Pour ceux qui ne le sauraient pas (et ils doivent être nombreux), la Datura est à la base une plante aux vertus toxiques et hallucinogènes. La Team Plastic, développeur du soft qui nous préoccupe aujourd’hui, a décidé de partir de cette définition pour nous offrir un jeu où tout tourne autour des visions incompréhensibles du héros, en l’occurrence vous. Oui, vous m’avez bien entendu, le héros de cette aventure en vue interne n’est rien d’autre que vous, étant donné qu’aucune indication sur l’identité de votre avatar ni sur un semblant de scénario ne vous sera donnée dans ce soft résolument muet. Mais jugez plutôt.

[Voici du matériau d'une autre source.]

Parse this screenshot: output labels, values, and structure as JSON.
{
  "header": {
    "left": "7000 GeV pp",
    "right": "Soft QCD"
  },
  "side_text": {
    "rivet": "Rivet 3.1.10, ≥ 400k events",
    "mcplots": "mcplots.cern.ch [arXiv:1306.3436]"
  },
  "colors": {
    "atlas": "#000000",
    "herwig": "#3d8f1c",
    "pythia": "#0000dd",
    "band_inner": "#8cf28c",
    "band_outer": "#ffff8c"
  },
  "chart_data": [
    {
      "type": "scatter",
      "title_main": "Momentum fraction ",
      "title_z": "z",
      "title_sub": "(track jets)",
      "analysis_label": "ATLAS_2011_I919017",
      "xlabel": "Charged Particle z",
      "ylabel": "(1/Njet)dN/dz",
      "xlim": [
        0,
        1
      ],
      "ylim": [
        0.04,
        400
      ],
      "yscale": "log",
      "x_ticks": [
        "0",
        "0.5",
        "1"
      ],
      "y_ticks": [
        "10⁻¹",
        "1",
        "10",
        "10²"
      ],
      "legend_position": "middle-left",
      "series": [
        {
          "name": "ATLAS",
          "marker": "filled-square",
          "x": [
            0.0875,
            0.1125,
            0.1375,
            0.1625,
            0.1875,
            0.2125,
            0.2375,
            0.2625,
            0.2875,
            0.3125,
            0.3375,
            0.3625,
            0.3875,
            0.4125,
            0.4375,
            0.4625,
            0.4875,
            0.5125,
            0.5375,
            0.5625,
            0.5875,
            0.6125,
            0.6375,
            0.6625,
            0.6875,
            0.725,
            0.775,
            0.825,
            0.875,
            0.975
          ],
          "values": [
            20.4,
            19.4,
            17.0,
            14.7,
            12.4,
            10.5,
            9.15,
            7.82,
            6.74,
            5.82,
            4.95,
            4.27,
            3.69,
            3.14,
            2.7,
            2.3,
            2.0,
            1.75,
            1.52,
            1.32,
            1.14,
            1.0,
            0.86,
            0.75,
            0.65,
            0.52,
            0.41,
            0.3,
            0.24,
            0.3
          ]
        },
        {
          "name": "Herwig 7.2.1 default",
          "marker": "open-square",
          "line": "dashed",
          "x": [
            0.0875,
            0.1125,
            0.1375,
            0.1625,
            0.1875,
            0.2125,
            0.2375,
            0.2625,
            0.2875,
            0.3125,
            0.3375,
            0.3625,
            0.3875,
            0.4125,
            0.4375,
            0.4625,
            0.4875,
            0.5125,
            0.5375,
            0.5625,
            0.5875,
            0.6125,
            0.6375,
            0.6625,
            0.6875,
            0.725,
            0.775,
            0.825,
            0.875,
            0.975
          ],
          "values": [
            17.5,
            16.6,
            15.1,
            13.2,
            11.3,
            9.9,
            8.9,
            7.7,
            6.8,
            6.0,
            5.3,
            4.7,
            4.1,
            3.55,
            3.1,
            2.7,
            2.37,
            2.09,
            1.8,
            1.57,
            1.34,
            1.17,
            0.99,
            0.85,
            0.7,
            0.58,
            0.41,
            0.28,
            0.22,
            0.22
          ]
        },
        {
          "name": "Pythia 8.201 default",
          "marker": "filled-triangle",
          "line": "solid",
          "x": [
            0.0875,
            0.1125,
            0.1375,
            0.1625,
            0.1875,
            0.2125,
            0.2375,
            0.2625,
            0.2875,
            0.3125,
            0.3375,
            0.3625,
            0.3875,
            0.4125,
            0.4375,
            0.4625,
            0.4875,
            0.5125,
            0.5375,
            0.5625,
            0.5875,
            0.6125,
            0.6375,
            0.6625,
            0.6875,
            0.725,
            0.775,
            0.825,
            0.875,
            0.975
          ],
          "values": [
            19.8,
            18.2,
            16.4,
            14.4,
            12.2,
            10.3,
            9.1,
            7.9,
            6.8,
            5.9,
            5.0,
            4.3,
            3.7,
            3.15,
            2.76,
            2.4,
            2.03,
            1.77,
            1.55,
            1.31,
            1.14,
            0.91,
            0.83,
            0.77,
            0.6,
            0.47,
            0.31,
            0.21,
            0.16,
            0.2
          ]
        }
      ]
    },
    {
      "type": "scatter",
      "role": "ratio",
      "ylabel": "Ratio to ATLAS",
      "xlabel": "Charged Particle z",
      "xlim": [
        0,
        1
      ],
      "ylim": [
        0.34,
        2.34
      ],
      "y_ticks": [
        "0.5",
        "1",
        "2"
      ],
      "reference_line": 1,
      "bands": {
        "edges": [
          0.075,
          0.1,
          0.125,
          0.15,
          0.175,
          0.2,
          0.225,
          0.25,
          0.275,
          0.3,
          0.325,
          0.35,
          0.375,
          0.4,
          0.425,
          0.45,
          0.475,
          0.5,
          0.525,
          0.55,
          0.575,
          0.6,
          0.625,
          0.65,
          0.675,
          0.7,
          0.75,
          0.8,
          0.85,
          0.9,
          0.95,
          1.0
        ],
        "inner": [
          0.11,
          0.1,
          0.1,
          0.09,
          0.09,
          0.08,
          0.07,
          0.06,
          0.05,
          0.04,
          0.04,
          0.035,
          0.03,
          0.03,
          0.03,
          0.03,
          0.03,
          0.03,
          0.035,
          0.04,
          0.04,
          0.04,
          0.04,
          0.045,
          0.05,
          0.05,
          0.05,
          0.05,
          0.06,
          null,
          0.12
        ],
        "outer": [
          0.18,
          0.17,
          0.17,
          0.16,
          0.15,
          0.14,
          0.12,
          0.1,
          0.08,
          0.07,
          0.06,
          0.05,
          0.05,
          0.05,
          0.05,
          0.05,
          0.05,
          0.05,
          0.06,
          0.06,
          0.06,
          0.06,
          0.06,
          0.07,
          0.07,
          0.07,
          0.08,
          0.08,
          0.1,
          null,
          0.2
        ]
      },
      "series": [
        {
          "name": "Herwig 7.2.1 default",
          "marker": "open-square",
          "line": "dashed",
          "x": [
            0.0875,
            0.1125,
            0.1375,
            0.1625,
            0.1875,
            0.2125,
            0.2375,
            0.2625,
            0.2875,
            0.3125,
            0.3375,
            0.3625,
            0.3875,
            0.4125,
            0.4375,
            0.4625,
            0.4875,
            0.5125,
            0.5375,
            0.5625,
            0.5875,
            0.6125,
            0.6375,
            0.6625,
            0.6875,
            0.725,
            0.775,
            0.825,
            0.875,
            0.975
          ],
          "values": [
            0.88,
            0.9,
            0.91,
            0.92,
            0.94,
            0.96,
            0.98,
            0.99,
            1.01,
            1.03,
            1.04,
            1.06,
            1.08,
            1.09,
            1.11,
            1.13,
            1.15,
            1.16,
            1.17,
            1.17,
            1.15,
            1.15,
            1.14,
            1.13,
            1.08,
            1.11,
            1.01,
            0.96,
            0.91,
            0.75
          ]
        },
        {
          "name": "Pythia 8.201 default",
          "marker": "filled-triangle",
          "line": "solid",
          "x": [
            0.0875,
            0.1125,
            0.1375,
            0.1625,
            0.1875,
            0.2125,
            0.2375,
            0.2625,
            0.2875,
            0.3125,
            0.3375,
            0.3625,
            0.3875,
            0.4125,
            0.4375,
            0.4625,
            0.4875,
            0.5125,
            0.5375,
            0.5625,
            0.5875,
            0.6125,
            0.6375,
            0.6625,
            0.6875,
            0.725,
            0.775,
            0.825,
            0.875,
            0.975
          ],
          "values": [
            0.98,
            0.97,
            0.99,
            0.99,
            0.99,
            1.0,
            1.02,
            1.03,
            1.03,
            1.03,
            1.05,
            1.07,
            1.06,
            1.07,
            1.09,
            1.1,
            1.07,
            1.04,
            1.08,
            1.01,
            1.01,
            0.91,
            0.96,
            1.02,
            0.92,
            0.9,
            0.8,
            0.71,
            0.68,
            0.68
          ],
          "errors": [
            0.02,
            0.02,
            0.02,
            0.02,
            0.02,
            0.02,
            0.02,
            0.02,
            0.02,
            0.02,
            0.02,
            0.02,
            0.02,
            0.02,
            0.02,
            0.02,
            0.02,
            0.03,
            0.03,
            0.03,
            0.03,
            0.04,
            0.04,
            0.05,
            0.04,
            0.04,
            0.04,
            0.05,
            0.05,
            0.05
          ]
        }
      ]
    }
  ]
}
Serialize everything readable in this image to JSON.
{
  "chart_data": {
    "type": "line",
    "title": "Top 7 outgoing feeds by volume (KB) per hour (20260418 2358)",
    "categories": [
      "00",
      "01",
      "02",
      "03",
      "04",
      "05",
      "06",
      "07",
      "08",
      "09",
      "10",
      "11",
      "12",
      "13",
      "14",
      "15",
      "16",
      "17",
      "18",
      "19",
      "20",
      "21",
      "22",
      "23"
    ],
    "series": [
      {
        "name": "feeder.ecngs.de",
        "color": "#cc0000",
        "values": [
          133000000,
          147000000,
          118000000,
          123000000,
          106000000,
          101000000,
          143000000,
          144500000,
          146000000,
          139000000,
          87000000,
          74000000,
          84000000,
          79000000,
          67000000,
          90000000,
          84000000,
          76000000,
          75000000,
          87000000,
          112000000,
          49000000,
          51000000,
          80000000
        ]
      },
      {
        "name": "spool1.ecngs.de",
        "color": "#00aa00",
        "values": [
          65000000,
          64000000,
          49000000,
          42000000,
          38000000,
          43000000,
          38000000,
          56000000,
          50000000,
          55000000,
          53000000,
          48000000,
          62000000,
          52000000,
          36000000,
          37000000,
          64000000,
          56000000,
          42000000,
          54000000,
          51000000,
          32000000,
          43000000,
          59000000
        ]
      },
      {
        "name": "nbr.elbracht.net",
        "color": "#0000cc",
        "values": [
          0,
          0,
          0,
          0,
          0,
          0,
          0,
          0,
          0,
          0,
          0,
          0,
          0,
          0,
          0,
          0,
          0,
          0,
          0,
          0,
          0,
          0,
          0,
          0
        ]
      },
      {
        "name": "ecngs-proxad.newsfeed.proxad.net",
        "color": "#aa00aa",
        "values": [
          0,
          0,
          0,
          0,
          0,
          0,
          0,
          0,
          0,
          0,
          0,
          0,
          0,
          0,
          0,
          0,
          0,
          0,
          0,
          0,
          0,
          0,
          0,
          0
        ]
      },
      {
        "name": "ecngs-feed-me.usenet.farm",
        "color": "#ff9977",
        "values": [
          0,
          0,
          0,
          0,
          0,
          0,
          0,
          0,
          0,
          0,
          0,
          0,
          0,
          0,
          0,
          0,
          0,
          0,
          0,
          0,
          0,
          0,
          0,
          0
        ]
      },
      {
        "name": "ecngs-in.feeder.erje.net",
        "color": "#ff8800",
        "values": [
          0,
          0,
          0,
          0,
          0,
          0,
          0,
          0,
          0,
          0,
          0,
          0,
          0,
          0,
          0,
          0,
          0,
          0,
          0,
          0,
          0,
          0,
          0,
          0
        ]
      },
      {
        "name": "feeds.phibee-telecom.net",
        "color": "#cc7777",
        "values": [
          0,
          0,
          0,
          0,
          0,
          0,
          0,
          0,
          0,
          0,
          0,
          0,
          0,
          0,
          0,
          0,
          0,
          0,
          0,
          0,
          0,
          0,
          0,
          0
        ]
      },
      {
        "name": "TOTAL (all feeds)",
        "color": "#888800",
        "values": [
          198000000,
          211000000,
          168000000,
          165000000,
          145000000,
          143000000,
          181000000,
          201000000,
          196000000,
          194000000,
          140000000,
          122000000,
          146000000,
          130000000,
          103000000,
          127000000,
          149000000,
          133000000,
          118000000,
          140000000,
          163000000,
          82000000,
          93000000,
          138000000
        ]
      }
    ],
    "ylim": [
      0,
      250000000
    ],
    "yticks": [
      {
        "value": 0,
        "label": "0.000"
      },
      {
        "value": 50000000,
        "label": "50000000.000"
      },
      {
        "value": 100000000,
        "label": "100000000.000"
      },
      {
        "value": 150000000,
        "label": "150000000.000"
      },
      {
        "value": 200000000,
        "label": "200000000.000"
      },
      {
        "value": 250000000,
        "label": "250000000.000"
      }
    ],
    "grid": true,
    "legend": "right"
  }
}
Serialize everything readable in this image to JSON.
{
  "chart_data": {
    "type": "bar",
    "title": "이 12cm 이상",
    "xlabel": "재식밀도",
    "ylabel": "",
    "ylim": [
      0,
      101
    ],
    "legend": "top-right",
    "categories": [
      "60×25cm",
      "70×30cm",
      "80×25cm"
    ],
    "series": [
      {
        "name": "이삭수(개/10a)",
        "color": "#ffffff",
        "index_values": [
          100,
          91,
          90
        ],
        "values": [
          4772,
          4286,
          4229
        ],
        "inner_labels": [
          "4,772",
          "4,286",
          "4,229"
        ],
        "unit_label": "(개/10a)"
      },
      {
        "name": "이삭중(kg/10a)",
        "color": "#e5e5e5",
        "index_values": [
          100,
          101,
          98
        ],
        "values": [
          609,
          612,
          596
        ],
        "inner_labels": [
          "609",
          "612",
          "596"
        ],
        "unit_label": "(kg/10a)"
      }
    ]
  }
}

Vos débuts dans Datura sont brutaux. Allongé sur un civière, dans une ambulance, vous retirez un à un les électrodes qui relient vos battements cardiaques au monitoring. L’infirmière qui vous suit ne percute rien de la manœuvre et, voyant vos signes vitaux faiblir sur son écran, entame direct un électrochoc avant de vous enfoncer une énorme seringue dans la cage thoracique…à vif! Sous la puissance du choc, vous perdez connaissance et vous réveillez quelques instants plus tard, groggy, dans une brumeuse forêts aux teintes automnales: Datura. Le trip métaphysique peut commencer.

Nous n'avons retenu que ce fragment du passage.